The Entrepreneurship Law Center also helped Copprium file to become a Delaware C corporation, which allows for certain tax benefits. Most startup companies begin as limited liability companies since it’s inexpensive to do so, but need to switch to C corps in order to get venture funding. 

“Imagine being a startup and you’ve found someone who wants to invest in you, but now you need to wait several months to become a C corp,” Tierney says. “There's all kinds of procedural steps that are critical but not usually discussed early enough in startups’ lives. Working with UB, that all gets taken care of.”

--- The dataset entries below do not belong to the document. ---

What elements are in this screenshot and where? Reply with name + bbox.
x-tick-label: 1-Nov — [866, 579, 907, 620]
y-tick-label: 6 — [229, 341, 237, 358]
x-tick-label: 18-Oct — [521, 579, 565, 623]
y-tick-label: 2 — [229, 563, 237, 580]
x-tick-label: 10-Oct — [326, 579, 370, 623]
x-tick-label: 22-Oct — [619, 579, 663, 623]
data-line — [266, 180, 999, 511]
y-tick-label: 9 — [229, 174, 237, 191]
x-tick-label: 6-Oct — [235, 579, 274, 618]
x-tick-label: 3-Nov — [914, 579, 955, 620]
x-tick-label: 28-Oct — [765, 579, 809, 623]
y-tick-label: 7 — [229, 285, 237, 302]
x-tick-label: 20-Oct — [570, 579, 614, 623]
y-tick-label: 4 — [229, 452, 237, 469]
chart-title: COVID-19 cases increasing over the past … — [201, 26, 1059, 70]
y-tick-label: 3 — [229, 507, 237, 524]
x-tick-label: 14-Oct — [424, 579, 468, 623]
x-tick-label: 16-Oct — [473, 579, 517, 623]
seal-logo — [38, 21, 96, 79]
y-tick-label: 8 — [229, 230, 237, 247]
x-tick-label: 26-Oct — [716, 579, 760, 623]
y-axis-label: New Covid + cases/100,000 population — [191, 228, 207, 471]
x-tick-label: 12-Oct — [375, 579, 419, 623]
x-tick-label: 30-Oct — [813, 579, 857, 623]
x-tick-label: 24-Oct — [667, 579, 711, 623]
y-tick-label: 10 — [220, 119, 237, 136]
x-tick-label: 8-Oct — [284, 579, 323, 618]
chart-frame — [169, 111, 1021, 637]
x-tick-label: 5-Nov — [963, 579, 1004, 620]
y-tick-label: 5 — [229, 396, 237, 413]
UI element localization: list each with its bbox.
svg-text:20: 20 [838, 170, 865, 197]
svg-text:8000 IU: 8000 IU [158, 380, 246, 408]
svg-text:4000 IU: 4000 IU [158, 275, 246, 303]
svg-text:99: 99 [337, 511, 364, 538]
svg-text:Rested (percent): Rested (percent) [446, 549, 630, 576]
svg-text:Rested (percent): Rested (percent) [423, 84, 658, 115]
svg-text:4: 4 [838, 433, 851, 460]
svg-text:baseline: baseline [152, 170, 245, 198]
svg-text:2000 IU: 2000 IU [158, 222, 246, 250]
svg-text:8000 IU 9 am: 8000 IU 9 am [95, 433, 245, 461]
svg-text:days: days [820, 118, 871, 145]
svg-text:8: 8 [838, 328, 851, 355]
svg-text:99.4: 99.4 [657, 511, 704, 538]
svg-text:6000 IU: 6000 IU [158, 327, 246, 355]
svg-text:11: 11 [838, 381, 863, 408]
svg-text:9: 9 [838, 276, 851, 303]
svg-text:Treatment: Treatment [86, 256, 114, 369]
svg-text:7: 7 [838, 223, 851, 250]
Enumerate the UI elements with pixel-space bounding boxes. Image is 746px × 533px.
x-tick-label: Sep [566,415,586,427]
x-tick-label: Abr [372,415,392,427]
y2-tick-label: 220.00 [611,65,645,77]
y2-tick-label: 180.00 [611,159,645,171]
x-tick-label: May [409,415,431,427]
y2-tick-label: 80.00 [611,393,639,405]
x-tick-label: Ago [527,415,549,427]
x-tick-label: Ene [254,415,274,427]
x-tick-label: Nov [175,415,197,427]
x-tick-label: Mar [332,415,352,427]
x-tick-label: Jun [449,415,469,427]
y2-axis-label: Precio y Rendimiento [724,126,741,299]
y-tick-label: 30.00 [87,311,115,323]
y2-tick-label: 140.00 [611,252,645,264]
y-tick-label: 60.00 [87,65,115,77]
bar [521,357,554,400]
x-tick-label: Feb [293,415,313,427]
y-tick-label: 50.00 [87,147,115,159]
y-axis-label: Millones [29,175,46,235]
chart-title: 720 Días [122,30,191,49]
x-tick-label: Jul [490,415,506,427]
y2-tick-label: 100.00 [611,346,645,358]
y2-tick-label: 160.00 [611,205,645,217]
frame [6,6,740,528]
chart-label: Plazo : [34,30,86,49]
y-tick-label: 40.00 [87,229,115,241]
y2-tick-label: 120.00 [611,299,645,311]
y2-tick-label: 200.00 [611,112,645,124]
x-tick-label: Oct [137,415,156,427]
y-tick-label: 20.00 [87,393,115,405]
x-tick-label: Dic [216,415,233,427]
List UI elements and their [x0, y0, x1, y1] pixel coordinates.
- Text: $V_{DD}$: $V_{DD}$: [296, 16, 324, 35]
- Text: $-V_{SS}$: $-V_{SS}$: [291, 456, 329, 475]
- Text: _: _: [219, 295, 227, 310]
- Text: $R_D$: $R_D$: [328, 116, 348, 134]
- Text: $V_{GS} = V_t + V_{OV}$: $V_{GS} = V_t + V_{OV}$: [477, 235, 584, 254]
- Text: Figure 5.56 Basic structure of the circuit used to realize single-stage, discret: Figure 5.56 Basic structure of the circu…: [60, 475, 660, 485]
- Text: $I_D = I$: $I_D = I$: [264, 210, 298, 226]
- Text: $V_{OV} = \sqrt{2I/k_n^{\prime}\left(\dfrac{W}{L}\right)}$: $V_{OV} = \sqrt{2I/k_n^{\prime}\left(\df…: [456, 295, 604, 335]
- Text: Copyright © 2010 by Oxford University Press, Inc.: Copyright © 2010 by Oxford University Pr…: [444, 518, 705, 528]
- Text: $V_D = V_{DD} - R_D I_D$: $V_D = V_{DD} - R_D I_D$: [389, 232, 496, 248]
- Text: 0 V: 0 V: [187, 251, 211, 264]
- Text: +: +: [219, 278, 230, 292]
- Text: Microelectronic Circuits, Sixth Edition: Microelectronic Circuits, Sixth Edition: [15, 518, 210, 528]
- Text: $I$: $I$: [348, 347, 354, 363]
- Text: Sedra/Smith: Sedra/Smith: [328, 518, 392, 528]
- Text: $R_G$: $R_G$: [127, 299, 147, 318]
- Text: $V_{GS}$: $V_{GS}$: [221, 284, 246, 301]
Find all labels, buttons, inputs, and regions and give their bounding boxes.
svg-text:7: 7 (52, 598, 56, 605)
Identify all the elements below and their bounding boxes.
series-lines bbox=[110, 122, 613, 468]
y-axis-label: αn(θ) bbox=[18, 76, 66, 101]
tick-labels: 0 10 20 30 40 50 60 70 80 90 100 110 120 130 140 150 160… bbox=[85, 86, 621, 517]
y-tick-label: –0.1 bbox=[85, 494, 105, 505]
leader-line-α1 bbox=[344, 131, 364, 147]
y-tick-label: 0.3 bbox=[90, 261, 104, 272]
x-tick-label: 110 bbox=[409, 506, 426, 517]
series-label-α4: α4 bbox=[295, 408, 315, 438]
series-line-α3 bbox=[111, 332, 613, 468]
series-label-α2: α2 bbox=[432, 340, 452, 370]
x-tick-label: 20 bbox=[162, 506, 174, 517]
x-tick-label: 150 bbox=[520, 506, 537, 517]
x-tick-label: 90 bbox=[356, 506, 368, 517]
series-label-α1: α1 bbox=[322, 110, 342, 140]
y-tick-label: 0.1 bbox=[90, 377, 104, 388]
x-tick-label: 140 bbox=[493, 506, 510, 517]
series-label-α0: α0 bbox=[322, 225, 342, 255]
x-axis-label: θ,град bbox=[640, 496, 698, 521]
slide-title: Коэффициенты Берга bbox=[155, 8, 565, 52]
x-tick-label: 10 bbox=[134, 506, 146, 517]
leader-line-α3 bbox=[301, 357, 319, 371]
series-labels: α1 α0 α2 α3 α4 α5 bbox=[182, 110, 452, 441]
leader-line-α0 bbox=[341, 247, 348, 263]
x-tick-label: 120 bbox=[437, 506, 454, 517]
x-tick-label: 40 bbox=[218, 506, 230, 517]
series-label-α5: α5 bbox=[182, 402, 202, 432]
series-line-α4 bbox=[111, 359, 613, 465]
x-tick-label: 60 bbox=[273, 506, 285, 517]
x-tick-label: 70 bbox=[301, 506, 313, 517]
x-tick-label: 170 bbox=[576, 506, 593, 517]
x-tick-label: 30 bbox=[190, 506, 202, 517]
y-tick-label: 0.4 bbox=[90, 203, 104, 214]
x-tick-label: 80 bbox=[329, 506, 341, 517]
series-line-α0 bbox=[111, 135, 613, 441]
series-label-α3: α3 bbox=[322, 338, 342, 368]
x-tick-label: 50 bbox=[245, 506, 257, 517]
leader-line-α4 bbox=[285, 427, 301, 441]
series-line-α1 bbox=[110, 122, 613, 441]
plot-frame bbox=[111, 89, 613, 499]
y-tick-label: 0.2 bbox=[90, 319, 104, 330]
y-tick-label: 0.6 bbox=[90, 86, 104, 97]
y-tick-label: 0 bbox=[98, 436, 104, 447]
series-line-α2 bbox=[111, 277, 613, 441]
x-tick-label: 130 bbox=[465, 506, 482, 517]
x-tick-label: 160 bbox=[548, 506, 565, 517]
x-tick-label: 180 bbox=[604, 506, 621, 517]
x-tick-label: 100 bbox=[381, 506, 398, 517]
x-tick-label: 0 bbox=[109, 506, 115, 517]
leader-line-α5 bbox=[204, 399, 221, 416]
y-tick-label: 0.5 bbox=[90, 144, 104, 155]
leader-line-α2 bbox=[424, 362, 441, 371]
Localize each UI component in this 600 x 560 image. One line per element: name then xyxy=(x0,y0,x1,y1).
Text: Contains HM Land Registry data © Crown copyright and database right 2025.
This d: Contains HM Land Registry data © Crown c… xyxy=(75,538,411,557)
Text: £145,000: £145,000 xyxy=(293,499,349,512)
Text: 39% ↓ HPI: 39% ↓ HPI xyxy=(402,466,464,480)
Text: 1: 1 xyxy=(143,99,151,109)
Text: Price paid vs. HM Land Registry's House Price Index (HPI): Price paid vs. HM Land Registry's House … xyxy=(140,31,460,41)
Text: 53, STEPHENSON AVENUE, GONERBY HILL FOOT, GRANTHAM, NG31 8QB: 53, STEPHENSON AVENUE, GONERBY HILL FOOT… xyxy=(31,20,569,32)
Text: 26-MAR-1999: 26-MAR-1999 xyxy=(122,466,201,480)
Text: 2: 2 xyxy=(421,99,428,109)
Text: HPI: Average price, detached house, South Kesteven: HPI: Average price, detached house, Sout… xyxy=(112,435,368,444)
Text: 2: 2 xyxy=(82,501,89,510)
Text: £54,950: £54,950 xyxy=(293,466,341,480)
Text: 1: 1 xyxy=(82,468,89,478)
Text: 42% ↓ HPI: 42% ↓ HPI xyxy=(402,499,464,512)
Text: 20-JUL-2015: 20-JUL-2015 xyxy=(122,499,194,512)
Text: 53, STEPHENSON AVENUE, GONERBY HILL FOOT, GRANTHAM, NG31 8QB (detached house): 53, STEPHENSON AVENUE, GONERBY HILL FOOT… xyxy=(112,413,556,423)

Although Copprium could have taken up shop anywhere, the UB Incubator @ Baird made the most sense, Bischoff says. Located inside Baird Research Park near the North Campus, the facility provides office and lab space to help commercialize the inventions of UB students, faculty and other Western New York-based startups that collaborate with the university.

“UB has all the resources we need at that building,” Bischoff says. “And a lot of our interns are UB students, so it’s nice being so close to campus.”

Copprium has received funding outside of UB, as it was named a recipient of FuzeHub’s Jeff Lawrence Innovation Fund. It also received an innovation award at the 2023 TechConnect World Innovation conference in Washington, D.C.

Altogether, the company has raised $325,000 in non-dilutive funds. That includes a recent $100,000 investment from UB through the Buffalo Innovation Seed Fund. 

Bischoff now hopes the company can take the next step by beginning to approach prospective investors for additional capital.

“I feel like we're in the right place at the right time,” Bischoff says. “This is the first company that I've been a part of where there's been an overwhelming number of inbound sales. Our pipeline is filling up by itself. So it's a really good indicator of where this is going to go.”